Lembar Sejarah: Kelahiran PKI Dari Zaman Hindia Belanda Hingga Wacana Permintaan Maaf

Perkembangan pasca-1965

 

Meskipun mendapat perlawanan secara sporadis, PKI berdiri dengan lumpuh setelah pembunuhan 1965-1966. Sebagai hasil dari pembunuhan massal ini, kepemimpinan partai lumpuh di semua tingkat, meninggalkan banyak mantan pendukung dan kekecewaan simpatisan, tanpa pemimpin lagi, dan tidak terorganisir. Pada bulan September 1966, sisa-sisa partai politbiro mengeluarkan pernyataan kritik diri, mengkritik kerja sama sebelumnya dengan rezim Sukarno.

Setelah pembunuhan Aidit dan Njoto, Sudisman, pemimpin PKI di tingkat keempat sebelum Oktober 1963, mengambil alih kepemimpinan partai. Dia berusaha untuk membangun kembali partai atas dasar saling keterkaitan tiga kelompok anggota, namun hanya berdampak sedikit kemajuan sebelum akhirnya ia ditangkap pada Desember 1966. Pada tahun 1967 ia dijatuhi hukuman mati.
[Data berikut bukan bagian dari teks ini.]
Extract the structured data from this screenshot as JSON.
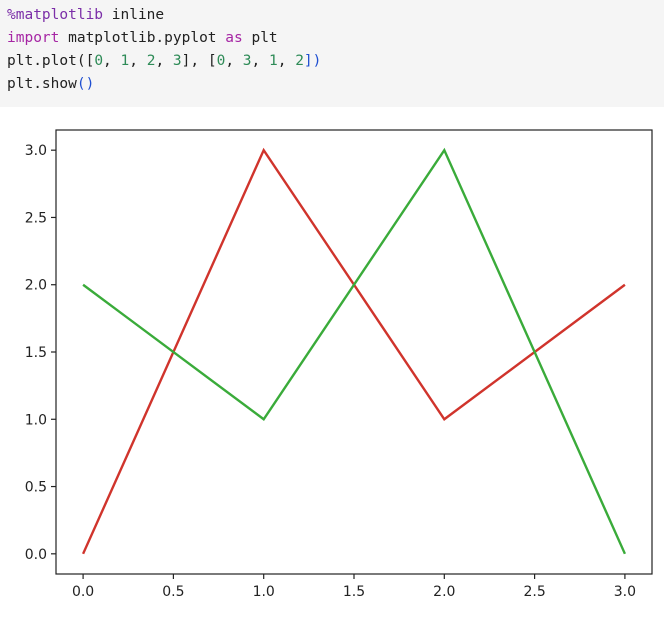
{
  "code_cell": {
    "lines": [
      [
        {
          "text": "%matplotlib",
          "kind": "magic"
        },
        {
          "text": " inline",
          "kind": "plain"
        }
      ],
      [
        {
          "text": "import",
          "kind": "kw"
        },
        {
          "text": " matplotlib.pyplot ",
          "kind": "plain"
        },
        {
          "text": "as",
          "kind": "kw"
        },
        {
          "text": " plt",
          "kind": "plain"
        }
      ],
      [
        {
          "text": "plt.plot([",
          "kind": "plain"
        },
        {
          "text": "0",
          "kind": "num"
        },
        {
          "text": ", ",
          "kind": "plain"
        },
        {
          "text": "1",
          "kind": "num"
        },
        {
          "text": ", ",
          "kind": "plain"
        },
        {
          "text": "2",
          "kind": "num"
        },
        {
          "text": ", ",
          "kind": "plain"
        },
        {
          "text": "3",
          "kind": "num"
        },
        {
          "text": "], [",
          "kind": "plain"
        },
        {
          "text": "0",
          "kind": "num"
        },
        {
          "text": ", ",
          "kind": "plain"
        },
        {
          "text": "3",
          "kind": "num"
        },
        {
          "text": ", ",
          "kind": "plain"
        },
        {
          "text": "1",
          "kind": "num"
        },
        {
          "text": ", ",
          "kind": "plain"
        },
        {
          "text": "2",
          "kind": "num"
        },
        {
          "text": "])",
          "kind": "paren"
        }
      ],
      [
        {
          "text": "plt.show",
          "kind": "plain"
        },
        {
          "text": "()",
          "kind": "paren"
        }
      ]
    ]
  },
  "colors": {
    "cell_background": "#f5f5f5",
    "series_red": "#d0342c",
    "series_green": "#3aab3a",
    "axis": "#222222"
  },
  "chart_data": {
    "type": "line",
    "title": "",
    "xlabel": "",
    "ylabel": "",
    "xlim": [
      -0.15,
      3.15
    ],
    "ylim": [
      -0.15,
      3.15
    ],
    "xticks": [
      "0.0",
      "0.5",
      "1.0",
      "1.5",
      "2.0",
      "2.5",
      "3.0"
    ],
    "yticks": [
      "0.0",
      "0.5",
      "1.0",
      "1.5",
      "2.0",
      "2.5",
      "3.0"
    ],
    "grid": false,
    "series": [
      {
        "color": "#d0342c",
        "x": [
          0,
          1,
          2,
          3
        ],
        "y": [
          0,
          3,
          1,
          2
        ]
      },
      {
        "color": "#3aab3a",
        "x": [
          0,
          1,
          2,
          3
        ],
        "y": [
          2,
          1,
          3,
          0
        ]
      }
    ]
  }
}
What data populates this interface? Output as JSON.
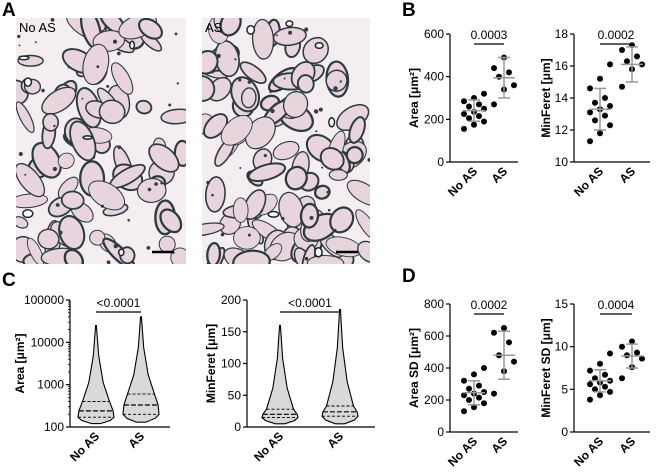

Beberapa kader PKI telah mengungsi di sebuah wilayah terpencil di selatan Blitar, Jawa Timur menyusul tindakan kekerasan terhadap partai. Di antara para pemimpin yang hadir di Blitar adalah anggota Politbiro Rewang, teoretikus partai Oloan Hutapea, dan pemimpin Jawa Timur Ruslan Widjajasastra.

Blitar merupakan daerah tertinggal dengan PKI yang memiliki dukungan kuat di kalangan kaum tani. Pihak militer tidak menyadari bahwa PKI telah mampu mengkonsolidasikan dirinya di sana. Para pemimpin PKI ini bergabung dengan Letkol Pratomo, mantan komandan Distrik Militer Pandeglang di Jawa Barat, yang membantu memberikan pelatihan militer untuk Komunis lokal di Blitar.

Namun pada Maret 1968 kekerasan meletus di Blitar, petani lokal menyerang para pemimpin dan kader Nahdatul Ulama, sebagai balasan atas Nahdatul Ulama yang telah memainkan peran dalam penganiayaan antikomunis. Sekitar 60 kader NU tewas. Namun ilmuwan politik Australia Harold Crouch berpendapat bahwa itu tidak mungkin bahwa pembunuhan kader NU di Blitar telah dilakukan atas perintah dari para pemimpin PKI di Blitar. Militer menyadari daerah kantong PKI di Blitar tersebut dan menghancurkannya pada pertengahan tahun 1968.

Beberapa kader partai yang sementara di luar Indonesia pada saat peristiwa 30 September. Terutama delegasi yang cukup besar melakukan perjalanan ke Republik Rakyat Tiongkok untuk berpartisipasi dalam perayaan ulang tahun Revolusi Cina. Sedangkan yang lainnya telah meninggalkan Indonesia untuk melanjutkan studi di Eropa Timur. Dalam pengasingan, aparatur partai terus berfungsi. Bagaimanapun, sebagian besar dari mereka terisolasi dari perkembangan politik di dalam Indonesia. Di Jawa, beberapa desa yang dikenal sebagai tempat perlindungan bagi anggota atau simpatisan yang telah diidentifikasi oleh pihak berwenang, dan dilindungi di bawah pengawasan secara hati-hati untuk waktu yang cukup.

Sampai tahun 2004, mantan anggota PKI masih dilarang dan masuk daftar hitam dari banyak pekerjaan termasuk apabila ingin bekerja di pemerintahan, sebagaimana kebijakan rezim Soeharto yang telah dijalankan sejak pembersihan PKI tahun 1965. Selama masa presiden Abdurrahman Wahid, ia mengundang mantan buangan PKI untuk kembali ke Indonesia pada tahun 1999, dan mengusulkan menghilangkan pembatasan diskusi terbuka atas ideologi komunis.

Dalam berdebat untuk penghapusan larangan itu, Wahid mengutip dari UUD 1945 Indonesia, yang tidak melarang atau bahkan secara khusus menyebutkan komunisme. Usulan Wahid itu ditentang oleh beberapa kelompok masyarakat Indonesia, khususnya kelompok Islam konservatif. Dalam sebuah protes pada April 2000, sebuah kelompok yang disebut Front Islam Indonesia berjumlah sepuluh ribu orang datang ke Jakarta terkait usulan Wahid. Tentara tidak segera menolak proposal tersebut, namun menjanjikan “studi komprehensif dan teliti” terhadap ide tersebut.